I was in charge of finding the proper tattoo parlor, suitable for two good C of C "girls." We picked the Christian tattoo parlor in Downtown Nashville...right in the middle of Fan Fair. We excitedly arrived, giggling, a bit nervous, pondering what masterpieces we would have forever stamped on ourselves, and where exactly we would put them. The one thing we did know was that if we were going to do this thing, we would not be embarrassed, and we would not put it in some unseen place. She chose her ankle. I chose my foot. She chose a nail cross. I chose a Celtic cross. Sheri came and giggled with us and offered moral support, being a tattooed girl herself, she knew the ropes. People from all over the place were there, getting their Nashville Fan Fair tattoos. The children of the owners were selling bottles of water to raise money for a mission trip. People were asking us where we were from and had we ever been to Fan Fair before. We explained. They were fascinated by the 80 year old, Nashville native getting a tattoo. She was a major attraction, and just possibly the thing some of those tourist would remember most about their trip to Nashville that year.
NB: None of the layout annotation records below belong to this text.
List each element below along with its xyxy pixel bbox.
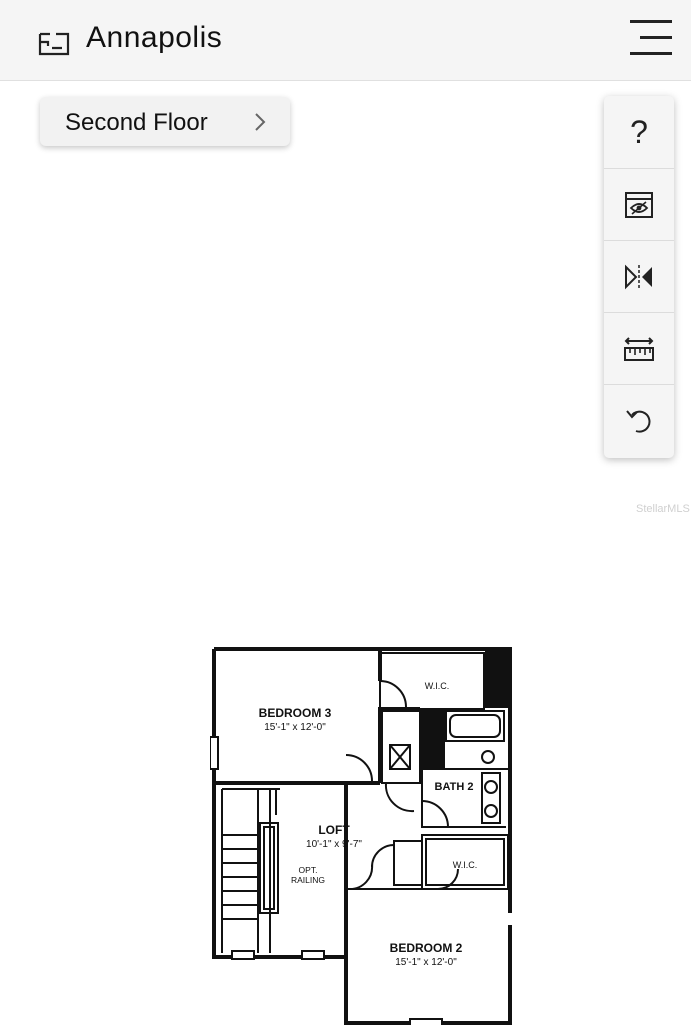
bedroom3-label: BEDROOM 3 [259,706,332,720]
wic-bottom-label: W.I.C. [453,860,478,870]
bedroom3-dims: 15'-1" x 12'-0" [264,722,326,733]
help-button[interactable]: ? [604,96,674,168]
hamburger-menu-icon[interactable] [626,18,674,58]
chevron-right-icon [255,113,266,131]
bath2-label: BATH 2 [435,781,474,793]
floorplan-toolbar: ? [604,96,674,458]
opt-railing-line2: RAILING [291,875,325,885]
eye-view-icon [625,192,653,218]
bedroom2-dims: 15'-1" x 12'-0" [395,957,457,968]
ruler-icon [624,337,654,361]
mirror-button[interactable] [604,240,674,313]
floorplan-drawing: BEDROOM 3 15'-1" x 12'-0" W.I.C. BATH 2 … [210,647,512,1025]
floor-selector-button[interactable]: Second Floor [40,97,290,146]
loft-dims: 10'-1" x 9'-7" [306,839,362,850]
view-toggle-button[interactable] [604,168,674,241]
floorplan-icon [38,32,70,56]
wic-top-label: W.I.C. [425,681,450,691]
floor-selector-label: Second Floor [65,109,208,136]
loft-label: LOFT [318,823,350,837]
opt-railing-line1: OPT. [299,865,318,875]
bedroom2-label: BEDROOM 2 [390,941,463,955]
flip-horizontal-icon [625,264,652,290]
measure-button[interactable] [604,312,674,385]
watermark: StellarMLS [636,503,690,515]
question-mark-icon: ? [630,113,648,150]
page-title: Annapolis [86,21,223,54]
reset-button[interactable] [604,384,674,457]
undo-icon [626,410,651,433]
app-header: Annapolis [0,0,691,81]
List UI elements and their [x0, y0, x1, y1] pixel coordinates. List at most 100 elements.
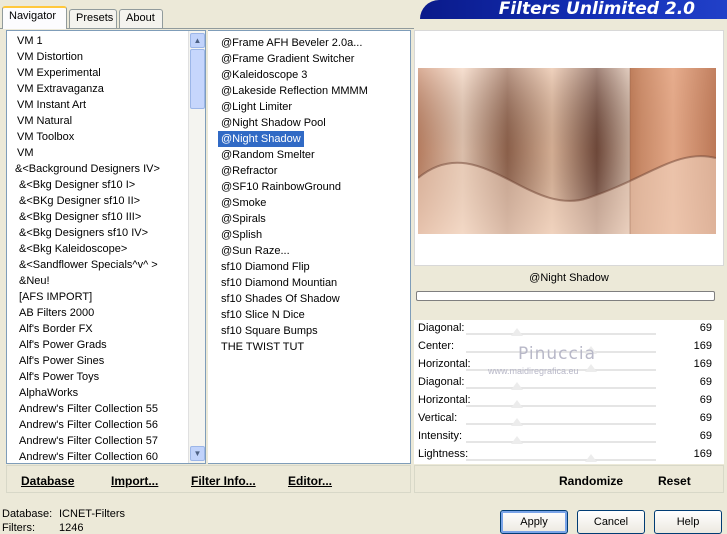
filter-item[interactable]: sf10 Square Bumps	[218, 323, 321, 339]
tab-about[interactable]: About	[119, 9, 163, 28]
scroll-up-button[interactable]: ▲	[190, 33, 205, 48]
filter-item[interactable]: @Refractor	[218, 163, 280, 179]
param-row[interactable]: Diagonal: 69	[414, 320, 724, 338]
filter-item[interactable]: sf10 Diamond Mountian	[218, 275, 340, 291]
import-button[interactable]: Import...	[111, 474, 158, 488]
category-item[interactable]: &<Sandflower Specials^v^ >	[9, 257, 189, 273]
filter-item[interactable]: sf10 Diamond Flip	[218, 259, 313, 275]
category-item[interactable]: Andrew's Filter Collection 60	[9, 449, 189, 461]
filter-item[interactable]: @Night Shadow Pool	[218, 115, 329, 131]
category-item[interactable]: [AFS IMPORT]	[9, 289, 189, 305]
param-slider-thumb[interactable]	[511, 382, 524, 390]
filter-item[interactable]: @Random Smelter	[218, 147, 318, 163]
param-slider-track[interactable]	[466, 387, 656, 389]
param-slider-thumb[interactable]	[511, 418, 524, 426]
param-slider-thumb[interactable]	[511, 328, 524, 336]
filter-item[interactable]: @Night Shadow	[218, 131, 304, 147]
category-scrollbar[interactable]: ▲ ▼	[188, 31, 205, 463]
category-item[interactable]: VM Distortion	[9, 49, 189, 65]
randomize-button[interactable]: Randomize	[559, 474, 623, 488]
category-item[interactable]: VM Experimental	[9, 65, 189, 81]
filter-item[interactable]: @Splish	[218, 227, 265, 243]
category-item[interactable]: &<Bkg Kaleidoscope>	[9, 241, 189, 257]
filter-item[interactable]: @Light Limiter	[218, 99, 295, 115]
category-item[interactable]: &<BKg Designer sf10 II>	[9, 193, 189, 209]
param-row[interactable]: Horizontal: 69	[414, 392, 724, 410]
category-item[interactable]: VM Extravaganza	[9, 81, 189, 97]
category-item[interactable]: Andrew's Filter Collection 57	[9, 433, 189, 449]
filter-item[interactable]: @Spirals	[218, 211, 269, 227]
filter-item[interactable]: THE TWIST TUT	[218, 339, 307, 355]
category-item[interactable]: VM 1	[9, 33, 189, 49]
param-slider-track[interactable]	[466, 351, 656, 353]
param-slider-track[interactable]	[466, 405, 656, 407]
category-item[interactable]: Alf's Power Grads	[9, 337, 189, 353]
cancel-button[interactable]: Cancel	[577, 510, 645, 534]
category-item[interactable]: Andrew's Filter Collection 56	[9, 417, 189, 433]
param-slider-thumb[interactable]	[511, 436, 524, 444]
parameter-panel: Diagonal: 69 Center: 169 Horizontal: 169 Diago…	[414, 320, 724, 464]
category-item[interactable]: &Neu!	[9, 273, 189, 289]
param-label: Lightness:	[418, 448, 469, 460]
scroll-thumb[interactable]	[190, 49, 205, 109]
category-item[interactable]: Alf's Power Toys	[9, 369, 189, 385]
filter-list[interactable]: @Frame AFH Beveler 2.0a... @Frame Gradien…	[208, 30, 411, 464]
category-item[interactable]: &<Bkg Designer sf10 III>	[9, 209, 189, 225]
param-slider-thumb[interactable]	[585, 346, 598, 354]
category-item[interactable]: AlphaWorks	[9, 385, 189, 401]
category-item[interactable]: Andrew's Filter Collection 55	[9, 401, 189, 417]
tab-navigator[interactable]: Navigator	[2, 6, 67, 29]
category-item[interactable]: VM	[9, 145, 189, 161]
param-row[interactable]: Lightness: 169	[414, 446, 724, 464]
param-label: Horizontal:	[418, 394, 471, 406]
category-list-items: VM 1 VM Distortion VM Experimental VM Extra…	[9, 33, 189, 461]
category-list[interactable]: VM 1 VM Distortion VM Experimental VM Extra…	[6, 30, 206, 464]
filter-item[interactable]: @Frame Gradient Switcher	[218, 51, 357, 67]
filter-item[interactable]: @Lakeside Reflection MMMM	[218, 83, 371, 99]
filter-item[interactable]: sf10 Slice N Dice	[218, 307, 308, 323]
scroll-down-button[interactable]: ▼	[190, 446, 205, 461]
filter-info-button[interactable]: Filter Info...	[191, 474, 256, 488]
preview-filter-name: @Night Shadow	[414, 268, 724, 288]
bottom-toolbar-left: Database Import... Filter Info... Editor…	[6, 465, 411, 493]
category-item[interactable]: VM Toolbox	[9, 129, 189, 145]
param-value: 169	[693, 448, 712, 460]
category-item[interactable]: &<Background Designers IV>	[9, 161, 189, 177]
param-row[interactable]: Center: 169	[414, 338, 724, 356]
param-row[interactable]: Horizontal: 169	[414, 356, 724, 374]
category-item[interactable]: &<Bkg Designers sf10 IV>	[9, 225, 189, 241]
database-button[interactable]: Database	[21, 474, 74, 488]
param-slider-track[interactable]	[466, 423, 656, 425]
category-item[interactable]: AB Filters 2000	[9, 305, 189, 321]
param-slider-thumb[interactable]	[585, 454, 598, 462]
bottom-toolbar-right: Randomize Reset	[414, 465, 724, 493]
param-value: 69	[699, 376, 712, 388]
filter-item[interactable]: @Sun Raze...	[218, 243, 293, 259]
param-slider-track[interactable]	[466, 333, 656, 335]
category-item[interactable]: &<Bkg Designer sf10 I>	[9, 177, 189, 193]
editor-button[interactable]: Editor...	[288, 474, 332, 488]
help-button[interactable]: Help	[654, 510, 722, 534]
preview-area	[414, 30, 724, 266]
filter-item[interactable]: @Frame AFH Beveler 2.0a...	[218, 35, 365, 51]
filter-item[interactable]: sf10 Shades Of Shadow	[218, 291, 343, 307]
param-row[interactable]: Vertical: 69	[414, 410, 724, 428]
param-slider-thumb[interactable]	[585, 364, 598, 372]
param-slider-thumb[interactable]	[511, 400, 524, 408]
category-item[interactable]: Alf's Power Sines	[9, 353, 189, 369]
filter-item[interactable]: @SF10 RainbowGround	[218, 179, 344, 195]
param-row[interactable]: Diagonal: 69	[414, 374, 724, 392]
category-item[interactable]: VM Natural	[9, 113, 189, 129]
tab-presets[interactable]: Presets	[69, 9, 117, 28]
filter-item[interactable]: @Kaleidoscope 3	[218, 67, 310, 83]
apply-button[interactable]: Apply	[500, 510, 568, 534]
category-item[interactable]: Alf's Border FX	[9, 321, 189, 337]
reset-button[interactable]: Reset	[658, 474, 691, 488]
param-slider-track[interactable]	[466, 459, 656, 461]
filter-item[interactable]: @Smoke	[218, 195, 269, 211]
param-slider-track[interactable]	[466, 369, 656, 371]
param-row[interactable]: Intensity: 69	[414, 428, 724, 446]
category-item[interactable]: VM Instant Art	[9, 97, 189, 113]
tab-bar: Navigator Presets About	[0, 0, 420, 29]
param-slider-track[interactable]	[466, 441, 656, 443]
When we were driving home, Mz. Bernie said,"well, when I die, and I'm laid out on that table, they're going to know I was a lively old broad." And, that she was.
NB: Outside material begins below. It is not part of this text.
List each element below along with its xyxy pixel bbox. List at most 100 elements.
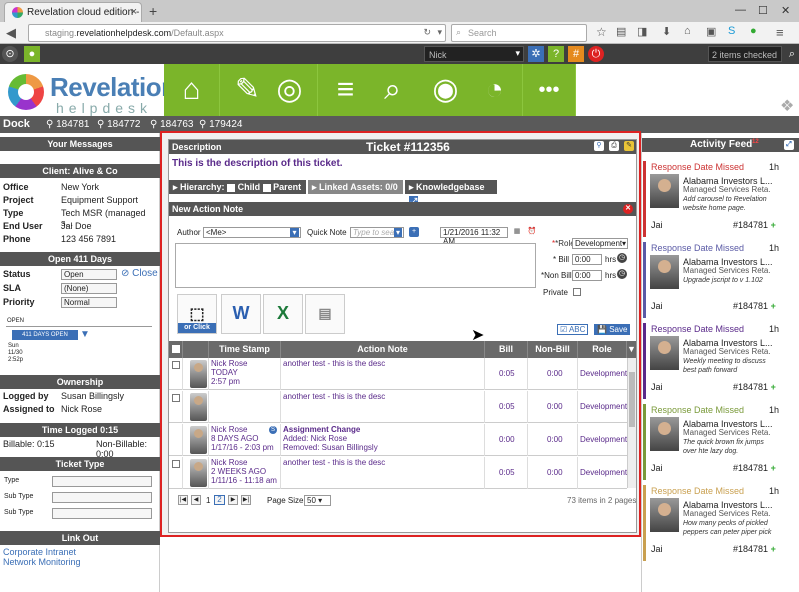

Mz. Bernie was in our house often. She was included in all invitations to the Inner City Catfish dinner, Southern Living Home events, Tupperware parties, Home art sale parties, etc.....I could always count on her presence and her rave reviews on the food, no matter how mediocre it might have been. She called me (and everybody else she knew) Honey, and would often refer to Ken and me as "you kids." She once said that if I invited her to my house and was serving "cow patties," she would come. On occasion, she would give me the greatest compliment of them all ~ "you remind me of Nan." Nan, her beloved, talented, gifted, beautiful daughter. There was no higher praise coming from Mz. Bernie. I feel compelled to add that her thinking I was like Nan is a testimony to the rose-colored glasses through which she viewed me rather than any true similarities. I haven't in my entire body a modicum of talent that Nan has in her pinky finger.No one was any prouder than Mz. Bernie when Ken was given a judgeship. The last time I was with her, she commented on how beautiful Mary-Pullias was and is. She loved well. She felt deeply. She grieved with those she loved, she rejoiced with them as well. She was a little, feisty, sometimes bawdy, funny, talented, gracious, wise woman with a servant's heart. I loved her. I will miss her, like so many others. I do not really know what happens when this leg of our journey ends, but I will rest in the hope that she and Buddy are having a most spectacular reunion.
She left this realm yesterday, quietly and peacefully, with her family "singing her out." Just how she would have orchestrated it ~ perhaps, she and her Father did just that.